The majority of the characters fans would come to know and love in the series were introduced here. The number of competitors is increased to 30, including the 4 from the original game. The differing characteristics between each vehicle are greatly enhanced and have a notable impact on gameplay. You still have the option of adjusting the balance between top speed and acceleration to offset your chosen racers weaknesses. New to the series is the ability to hit other vehicles with a spin attack and side attack, which when timed right can create awesome pileups and the opportunity to steal first place. While the basic race mechanics were given an overhaul the track design saw the biggest changes.

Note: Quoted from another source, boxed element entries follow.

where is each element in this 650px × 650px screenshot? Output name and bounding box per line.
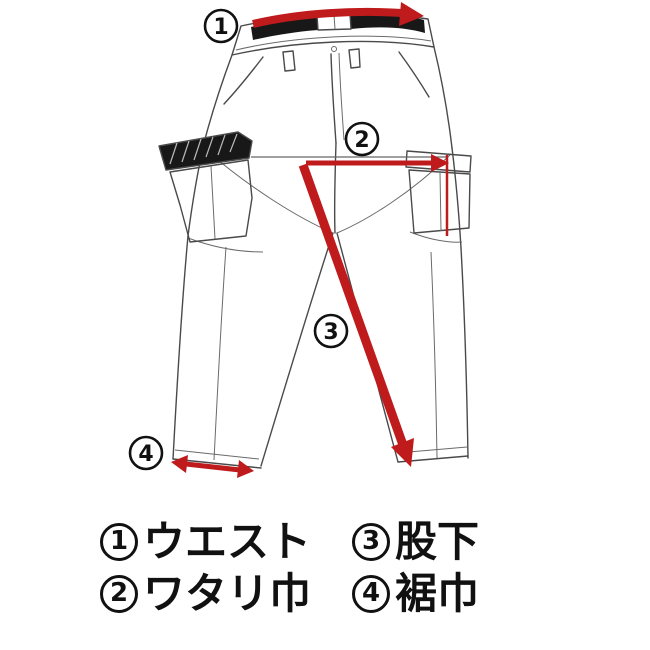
- legend-label-inseam: 股下: [395, 517, 480, 566]
- thigh-width-arrow: [306, 154, 449, 236]
- legend-item-thigh-width: 2 ワタリ巾: [100, 569, 352, 619]
- marker-3-number: 3: [323, 320, 338, 345]
- marker-4: 4: [128, 435, 164, 471]
- hem-width-arrow: [171, 455, 254, 478]
- marker-2: 2: [344, 121, 380, 157]
- marker-1: 1: [203, 8, 239, 44]
- marker-2-number: 2: [354, 128, 369, 153]
- legend-item-waist: 1 ウエスト: [100, 517, 352, 566]
- legend-item-inseam: 3 股下: [352, 517, 580, 566]
- belt-loop: [282, 50, 296, 72]
- legend-label-hem-width: 裾巾: [395, 569, 480, 619]
- waist-arrow: [252, 2, 424, 28]
- inseam-arrow: [298, 163, 414, 467]
- legend-number-3: 3: [352, 523, 390, 562]
- legend: 1 ウエスト 3 股下 2 ワタリ巾 4 裾巾: [100, 517, 580, 619]
- pants-outline: [158, 13, 472, 469]
- marker-4-number: 4: [138, 442, 153, 467]
- belt-left: [251, 15, 318, 40]
- marker-3: 3: [313, 313, 349, 349]
- legend-number-4: 4: [352, 575, 390, 614]
- legend-number-2: 2: [100, 575, 138, 614]
- legend-item-hem-width: 4 裾巾: [352, 569, 580, 619]
- legend-label-waist: ウエスト: [143, 517, 312, 566]
- legend-number-1: 1: [100, 523, 138, 562]
- legend-label-thigh-width: ワタリ巾: [143, 569, 312, 619]
- left-cargo-pocket: [158, 131, 253, 243]
- belt-loop: [348, 48, 361, 69]
- marker-1-number: 1: [213, 15, 228, 40]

With the move to 3d came the opportunity to create wicked courses that twist and bend in ways not possible in 2d. The addition of hills, loops and tunnels really changes how you approach the finish line. Most courses have corkscrews and pipes that allow you to drive on all sides, completely bypassing head on confrontations with fellow drivers or creating opportunities to ambush them and completely knock them off the track. The same applies to you as well so you need to stay on your toes. The two attacks at your disposal definitely do a good job of livening up the staid race to the finish without changing the feel of the game into Wipeout or Mario Kart.
Aiding in this are the perfect controls and physics. Maneuvering around each track is a breeze and almost becomes “zen” when you’re in the zone and completely focused. The learning curve is a bit steep and I can guarantee you’ll be making the most of the adjustable difficulty settings. But its worth it put in the time and learn the games quirks because there is a wealth of content to keep you occupied.
Broken down into Jack, Queen, and King Cups, each with 6 tracks you won’t see everything in an afternoon. But on top of that are two hidden cups you have to earn. The first, Joker cup is considered Expert level difficulty and the tracks bear that out. The computer AI is vicious but if you persevere you gain access to X-Cup, which is, get this, a random track generator. Yes, you read that correctly. Although they are a bit simple the game will pump out an infinite number to keep you entertained for as long as you like. The standard Vs and Practice modes are joined by Death Race, with the object being to eliminate the other 29 competitors in a set time limit. You see all that? That’s how you make a racing game. None of those bullshit 3 tracks and 3 more flipped and mirrored.
While the graphics occasionally has its moments its nothing to write home about. But that sense of speed man!
Once you start the game the sense of speed is immediate. F-Zero X was like nothing else on the market with its blistering pace. Even with all 30 cars on screen and bombs going off the framerate never dips below 60 and this applies to split screen multiplayer as well. To achieve this though Nintendo sacrificed detail and effects but it works in this case. There are some subtle lighting effects here and there but nothing spectacular. But when you’re twisting around a pipe at 1500 mph and smacking AI cars around with butt rock in your ear it won’t matter. Speaking of the soundtrack, I’m not the biggest fan of the music but it does seem appropriate for the tone of the game. There are some remixes of the SNES music but overall I prefer the orchestral sound of its predecessor.
Nintendo had a specific goal in mind for F-Zero X and they delivered. With blazing fast graphics, a smooth frame rate and tons of content there’s no reason to skip this installment in the series. It will definitely whet your appetite for the masterpiece that is F-Zero GX.